S&P: rising risks to Indian investment grade rating
MUMBAI (Reuters) - India risks losing its investment-grade credit rating if it is unable to contain rising inflation and widening fiscal and current account deficits, Standard & Poor's Ratings Services said on Friday.
"We are seeing increasing risks to India's "BBB-"rating from rising fiscal deficits, rising inflation, and to a lesser extent, widening current account deficits," Takahira Ogawa, primary credit analyst at Standard and Poor's, wrote in a report.

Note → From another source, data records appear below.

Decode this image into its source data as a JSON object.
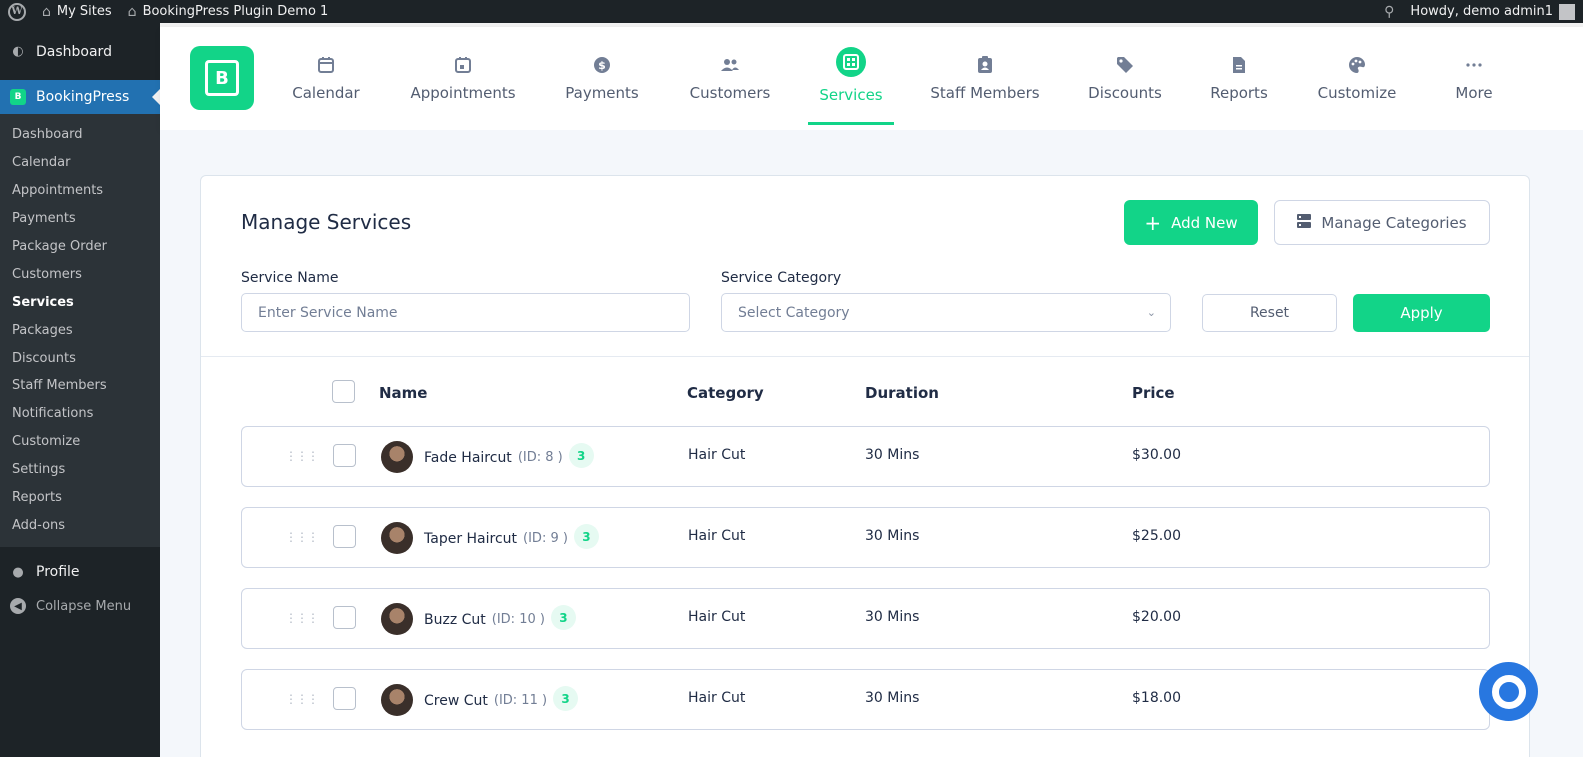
{
  "adminbar": {
    "my_sites": "My Sites",
    "site_name": "BookingPress Plugin Demo 1",
    "howdy": "Howdy, demo admin1"
  },
  "sidebar": {
    "dashboard": "Dashboard",
    "bookingpress": "BookingPress",
    "submenu": [
      "Dashboard",
      "Calendar",
      "Appointments",
      "Payments",
      "Package Order",
      "Customers",
      "Services",
      "Packages",
      "Discounts",
      "Staff Members",
      "Notifications",
      "Customize",
      "Settings",
      "Reports",
      "Add-ons"
    ],
    "profile": "Profile",
    "collapse": "Collapse Menu"
  },
  "nav": {
    "items": [
      "Calendar",
      "Appointments",
      "Payments",
      "Customers",
      "Services",
      "Staff Members",
      "Discounts",
      "Reports",
      "Customize",
      "More"
    ],
    "active": "Services"
  },
  "page": {
    "title": "Manage Services",
    "add_new": "Add New",
    "manage_categories": "Manage Categories",
    "service_name_label": "Service Name",
    "service_name_placeholder": "Enter Service Name",
    "service_category_label": "Service Category",
    "service_category_placeholder": "Select Category",
    "reset": "Reset",
    "apply": "Apply"
  },
  "table": {
    "headers": [
      "Name",
      "Category",
      "Duration",
      "Price"
    ],
    "rows": [
      {
        "name": "Fade Haircut",
        "id": "(ID: 8 )",
        "count": "3",
        "category": "Hair Cut",
        "duration": "30 Mins",
        "price": "$30.00"
      },
      {
        "name": "Taper Haircut",
        "id": "(ID: 9 )",
        "count": "3",
        "category": "Hair Cut",
        "duration": "30 Mins",
        "price": "$25.00"
      },
      {
        "name": "Buzz Cut",
        "id": "(ID: 10 )",
        "count": "3",
        "category": "Hair Cut",
        "duration": "30 Mins",
        "price": "$20.00"
      },
      {
        "name": "Crew Cut",
        "id": "(ID: 11 )",
        "count": "3",
        "category": "Hair Cut",
        "duration": "30 Mins",
        "price": "$18.00"
      }
    ]
  },
  "colors": {
    "accent": "#12d488",
    "admin_bar": "#1d2327",
    "sidebar_active": "#2271b1",
    "help_button": "#2877e0"
  }
}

"Failure to respond adequately to negative developments as they arise in this pre-election period could point to a sustained deterioration in macroeconomic stability and thus increase the probability that the government's ratings could be lowered to speculative grade," it said.
S&P raised India's rating to "BBB-/Stable/A-3" in January 2007, the lowest rung of investment grade. Sovereign ratings tend to be a cap on corporate ratings, and as such affect the interest rates at which companies can raise funds overseas.
S&P expects India's fiscal deficit to reach 9 percent of GDP in 2008/09 (April/March), up from an earlier estimate of 6.5 percent, due to a rural debt waiver scheme and the costs of subsidies for retail fuel and fertiliser costs.
Annual inflation accelerated to 11.89 percent in late June, its highest in more than 13 years.
The ratings agency said rising prices would force investors to demand higher premiums in the debt markets and since the government was the biggest borrower in the bond markets, that would affect the fiscal deficit.
The current account deficit may widen to $35 billion in calendar 2008 from $25 billion last year, S&P said.